There is another view, which says that the whole world is a kind of a dream. In dream many things happen, may not happen, it has no significance. When you wake up, everything disappears. So, wake up, and you find nothing happens in the world. So, where is the question of war, fighting etc?…nothing! It is a nightmare at the most, or at the worst: the world is a nightmare in which you are troubled by so many things happening, and when you wake up you find that there is nothing! If such is the world, then there is no question of Divine Will in the world! According to that view: Divine has no will, it is pure existence or pure silence, and all this bubbling of the world is a kind of a dream which takes place and which can be removed, can be eliminated altogether.

In contrast to these two views, Sri Krishna declares that the Divine is not only the ‘creator’, not only the ‘preserver’, but He is also the ‘destroyer’. If He is Durga, He is also Kali. If He is Shiva, He is also Rudra and that nothing is ‘outside’ Him. Even if you call it a dream, even that dream happens in Him, because there is nothing else than Him. Even if it is a nightmare, the nightmare happens to Him, because there is nothing else than Himself. ‘The Reality is only one’, this is the starting point of the Bhagavad Gita: “the Reality is only one”.
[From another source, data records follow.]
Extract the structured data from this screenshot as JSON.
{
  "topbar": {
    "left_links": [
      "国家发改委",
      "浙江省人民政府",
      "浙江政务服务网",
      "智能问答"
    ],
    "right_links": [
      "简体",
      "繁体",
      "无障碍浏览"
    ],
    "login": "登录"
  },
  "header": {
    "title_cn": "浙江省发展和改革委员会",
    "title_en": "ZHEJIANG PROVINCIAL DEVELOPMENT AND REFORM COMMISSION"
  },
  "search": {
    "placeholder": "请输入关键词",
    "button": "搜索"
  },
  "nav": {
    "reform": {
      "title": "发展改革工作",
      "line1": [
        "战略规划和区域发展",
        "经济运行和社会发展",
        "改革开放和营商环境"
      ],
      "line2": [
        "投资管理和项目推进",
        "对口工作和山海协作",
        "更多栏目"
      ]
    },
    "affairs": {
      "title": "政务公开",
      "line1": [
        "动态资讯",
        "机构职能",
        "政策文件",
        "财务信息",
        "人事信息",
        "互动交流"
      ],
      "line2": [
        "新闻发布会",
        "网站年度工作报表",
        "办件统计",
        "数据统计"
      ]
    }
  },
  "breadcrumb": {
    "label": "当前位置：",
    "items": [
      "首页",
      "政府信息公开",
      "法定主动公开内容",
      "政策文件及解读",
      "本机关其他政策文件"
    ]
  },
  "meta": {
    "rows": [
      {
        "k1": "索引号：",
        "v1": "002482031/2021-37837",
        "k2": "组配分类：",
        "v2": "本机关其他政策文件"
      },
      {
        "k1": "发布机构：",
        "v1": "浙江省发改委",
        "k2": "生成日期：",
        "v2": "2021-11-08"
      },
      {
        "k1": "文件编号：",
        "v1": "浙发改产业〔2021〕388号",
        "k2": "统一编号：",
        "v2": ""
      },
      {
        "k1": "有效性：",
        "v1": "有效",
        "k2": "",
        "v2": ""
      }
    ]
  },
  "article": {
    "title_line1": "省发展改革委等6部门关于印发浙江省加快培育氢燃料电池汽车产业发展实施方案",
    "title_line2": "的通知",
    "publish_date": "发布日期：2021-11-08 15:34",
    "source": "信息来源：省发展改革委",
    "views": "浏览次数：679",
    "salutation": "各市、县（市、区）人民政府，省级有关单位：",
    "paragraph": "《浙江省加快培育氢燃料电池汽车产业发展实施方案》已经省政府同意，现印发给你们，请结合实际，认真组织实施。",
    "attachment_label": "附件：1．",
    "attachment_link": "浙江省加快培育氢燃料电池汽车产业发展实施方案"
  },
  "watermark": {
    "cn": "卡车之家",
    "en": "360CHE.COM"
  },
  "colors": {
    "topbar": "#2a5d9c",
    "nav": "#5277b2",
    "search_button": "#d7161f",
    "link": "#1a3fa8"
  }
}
Therefore, you cannot wish away the phenomenon of battle and war and massacre. Therefore the Divine can Will ‘fight’, because He ‘is’ the world, He is moving in the world, and He has a will in it. It has not happened simply because somehow it has happened. It is a plan of the action of the Divine, who is moving with the world, developing the world, and at different stages He has a different kind of will and manifestation of it: if He is your friend, He is also your enemy, because your enemy is non other than the Divine Himself, because there is only one Reality – The Supreme Divine. As a friend He protects you, as an enemy He strikes you, Himself! Such is the consequence of the idea that ‘Reality is one’.

If you say the Reality is not one, then of course different consequences can come about; but if Reality is one, then this is the necessary consequence of it that ‘all’ the forms of the Divine, ‘all’ the relations of the Divine are all ‘relations of the Divine Himself within Himself’. On ‘all sides’ the Divine stands; in ‘all things’ is the Divine that is the proposition of the Bhagavad Gita: ‘in all things is the Divine’.

If the Kurukshetra has come into existence, if the battle has come about, there must be some Divine Will. The discovery of the Divine Will is the fundamental task. The Divine manifests in such a way that He does not reveal to you His will very easily: this is the law of the development you might say. Why? There must be some reason we shall come to later on, but the fact is that this will is not so easily revealed. We do not know what is the Divine’s Will; and all our problems arise because we do not know the Divine’s Will. If you therefore discover the Divine’s Will and become instrument of it, then the problems are resolved. You might say therefore that Bhagavad Gita is not an allegory. If it is only an allegory, much of the significance of the Gita vanishes: it means that the Gita does not face a concrete real situation of life, and does not help you in answering the concrete situation of life. It only talks in a cloudy manner, like a poet who stands above in the ether, but does not come down on the brass tacks of the earth. Therefore, right from the beginning, there is a complete recognition in the very first word, dharmakṣetre kurukṣetre (I, 1): it says very clearly that all this, is happening in the Kurukshetra.